Jürgen Klinsmann und Lothar Matthäus hatten in ihrer Karriere viel miteinander zu tun. Von 1989 bis 1992 spielten sie gemeinsam bei Inter Mailand, ab 1995 zwei Jahre zusammen beim FC Bayern – und selbstverständlich stets gemeinsam in der Nationalmannschaft.
Mitte der 90er Jahre krachte es allerdings zwischen den zwei deutschen Fußball-Legenden. Als der Rekordmeister zum FC Hollywood mutierte, zogen beide in den Medien übereinander her. Aus heutiger Sicht äußerst unverständlich.
„Wenn wir zu zweit zusammensaßen und uns unterhalten haben, hatten wir nie Probleme miteinander. Wir haben uns respektiert, vor allem auf dem Platz, hatten aber auch daneben unseren Spaß. Klar, zu unseren Bayern-Zeiten hat es in der Kabine hier und da mal gescheppert. Aber das gehört auch dazu“, erinnerte sich Klinsmann nun anlässlich des 65. Geburtstags von Matthäus am Samstag im Interview mit der Abendzeitung zurück.
Klinsmann und Matthäus verstanden Zoff nicht
„Dass wir uns wirklich zoffen, das wurde stets von außen herangetragen. Und das hat dann unser Verhältnis gedämpft. Irgendwann im Laufe der Zeit nach der Karriere haben wir uns gefragt: Was war eigentlich damals mit uns los? Was sollte denn der ganze Schmarrn? (lacht) Und plötzlich hat sich das komplett beruhigt, wir schätzen uns gegenseitig sehr.“
Mehr noch: Beide sind regelmäßig in Kontakt, spielen bei den Bayern-Legenden gemeinsam Hallenturniere für den guten Zweck.

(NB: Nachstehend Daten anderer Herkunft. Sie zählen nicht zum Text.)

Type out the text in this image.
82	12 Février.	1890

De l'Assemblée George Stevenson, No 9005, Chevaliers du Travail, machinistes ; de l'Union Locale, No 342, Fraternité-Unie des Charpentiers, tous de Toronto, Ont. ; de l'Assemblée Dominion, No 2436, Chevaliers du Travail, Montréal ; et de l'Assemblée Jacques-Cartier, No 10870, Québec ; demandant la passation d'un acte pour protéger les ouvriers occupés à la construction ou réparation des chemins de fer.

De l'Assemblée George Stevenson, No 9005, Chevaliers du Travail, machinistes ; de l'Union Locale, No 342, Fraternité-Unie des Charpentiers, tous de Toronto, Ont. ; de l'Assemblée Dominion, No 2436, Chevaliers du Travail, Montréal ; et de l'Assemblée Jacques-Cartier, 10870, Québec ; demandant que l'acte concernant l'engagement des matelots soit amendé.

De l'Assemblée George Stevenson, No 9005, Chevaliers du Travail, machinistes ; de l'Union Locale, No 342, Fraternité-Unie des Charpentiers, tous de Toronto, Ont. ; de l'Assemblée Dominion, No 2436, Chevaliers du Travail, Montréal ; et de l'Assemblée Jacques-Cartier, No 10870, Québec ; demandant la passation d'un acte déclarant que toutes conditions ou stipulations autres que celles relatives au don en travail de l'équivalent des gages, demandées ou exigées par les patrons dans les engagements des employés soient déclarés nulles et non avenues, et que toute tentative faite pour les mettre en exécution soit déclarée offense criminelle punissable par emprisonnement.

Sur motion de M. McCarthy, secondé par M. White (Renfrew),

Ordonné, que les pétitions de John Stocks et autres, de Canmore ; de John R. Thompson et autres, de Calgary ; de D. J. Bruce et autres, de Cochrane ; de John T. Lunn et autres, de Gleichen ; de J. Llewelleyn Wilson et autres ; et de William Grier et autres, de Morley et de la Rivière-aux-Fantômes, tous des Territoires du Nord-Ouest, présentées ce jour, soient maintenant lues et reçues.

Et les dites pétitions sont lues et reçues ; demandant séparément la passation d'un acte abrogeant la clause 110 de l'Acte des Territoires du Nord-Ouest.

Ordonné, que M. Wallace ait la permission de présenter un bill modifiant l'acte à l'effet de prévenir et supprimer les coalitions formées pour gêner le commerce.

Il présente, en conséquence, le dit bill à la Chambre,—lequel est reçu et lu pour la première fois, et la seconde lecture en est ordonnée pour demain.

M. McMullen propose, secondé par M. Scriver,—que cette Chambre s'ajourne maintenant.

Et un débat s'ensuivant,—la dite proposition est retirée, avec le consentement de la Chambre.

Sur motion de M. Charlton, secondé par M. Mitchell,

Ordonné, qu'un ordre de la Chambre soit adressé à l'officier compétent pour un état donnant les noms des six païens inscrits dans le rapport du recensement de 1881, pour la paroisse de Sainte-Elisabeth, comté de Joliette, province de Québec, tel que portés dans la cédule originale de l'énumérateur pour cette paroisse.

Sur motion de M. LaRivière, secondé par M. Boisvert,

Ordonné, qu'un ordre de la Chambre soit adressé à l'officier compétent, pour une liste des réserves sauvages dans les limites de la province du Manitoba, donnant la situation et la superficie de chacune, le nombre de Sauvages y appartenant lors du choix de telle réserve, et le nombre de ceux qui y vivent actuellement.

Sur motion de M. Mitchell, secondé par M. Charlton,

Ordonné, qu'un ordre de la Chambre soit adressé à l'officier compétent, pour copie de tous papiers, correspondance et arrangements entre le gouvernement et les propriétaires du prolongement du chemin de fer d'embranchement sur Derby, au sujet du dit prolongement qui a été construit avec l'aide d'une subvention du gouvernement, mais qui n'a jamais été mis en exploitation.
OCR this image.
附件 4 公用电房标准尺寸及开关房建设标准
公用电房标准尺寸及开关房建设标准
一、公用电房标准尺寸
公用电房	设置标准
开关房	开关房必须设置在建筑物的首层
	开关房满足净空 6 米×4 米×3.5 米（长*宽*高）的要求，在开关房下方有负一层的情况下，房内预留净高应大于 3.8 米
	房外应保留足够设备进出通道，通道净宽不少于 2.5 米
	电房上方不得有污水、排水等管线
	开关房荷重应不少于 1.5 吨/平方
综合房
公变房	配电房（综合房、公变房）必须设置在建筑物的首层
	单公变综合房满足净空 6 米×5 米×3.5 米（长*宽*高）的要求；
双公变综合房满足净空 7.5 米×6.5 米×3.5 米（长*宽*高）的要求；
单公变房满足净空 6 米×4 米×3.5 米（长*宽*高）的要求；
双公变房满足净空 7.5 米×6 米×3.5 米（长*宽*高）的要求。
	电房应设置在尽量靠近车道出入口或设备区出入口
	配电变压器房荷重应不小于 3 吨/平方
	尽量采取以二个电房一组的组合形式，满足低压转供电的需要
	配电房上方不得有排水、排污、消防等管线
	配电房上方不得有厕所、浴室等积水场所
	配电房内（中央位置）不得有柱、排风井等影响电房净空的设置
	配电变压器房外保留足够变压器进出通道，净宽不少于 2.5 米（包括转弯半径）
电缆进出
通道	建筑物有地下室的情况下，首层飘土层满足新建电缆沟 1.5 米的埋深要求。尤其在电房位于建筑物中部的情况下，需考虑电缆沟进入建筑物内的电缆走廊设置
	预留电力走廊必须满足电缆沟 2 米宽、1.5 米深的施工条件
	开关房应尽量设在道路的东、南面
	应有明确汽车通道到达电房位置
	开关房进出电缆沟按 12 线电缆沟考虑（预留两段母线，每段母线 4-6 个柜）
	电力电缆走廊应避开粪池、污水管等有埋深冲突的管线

„Ja, wir freuen uns immer, wenn wir uns sehen. Wir sind ständig in Kontakt, schicken uns SMS hin und her, sind so auf dem neuesten Stand über das jeweilige Privatleben“, so Matthäus.
„Im Nachhinein frage ich mich auch: Was war damals, vor allem in unserer Zeit bei Bayern, eigentlich los, dass es da immer so gebebt hat?“
Klinsmann lobt Modemensch Matthäus
Neben dem Zoff erinnert sich Klinsmann übrigens auch an Modemensch Matthäus zurück. „In Sachen Mode ist Lothar immer mit der Zeit gegangen, das fand ich beeindruckend. Er wollte stets wissen: Was gibt es Neues? Gerade in Italien war es besonders wichtig, wie die Spieler sich kleiden – für sie selbst und die Öffentlichkeit.“
Und weiter: „Lothar war immer unglaublich neugierig und vor allem offen für Neues. Er hat jeden Trend aufgesaugt. Wie man sich kleidet, wie die Dinge zueinander passen müssen und aufeinander abgestimmt sind.“
Seine fußballerische Laufbahn hat er darüber aber nicht vergessen. „Er war der beste Mitspieler, den ich in meiner Karriere hatte. Ich fand es bewundernswert, mit welcher Dynamik, mit welcher Entschlossenheit, mit welcher Technik und Übersicht er agiert hat. Lothar war ein perfekter Mittelfeldspieler, ein außergewöhnlicher Fußballer“, so Klinsmann.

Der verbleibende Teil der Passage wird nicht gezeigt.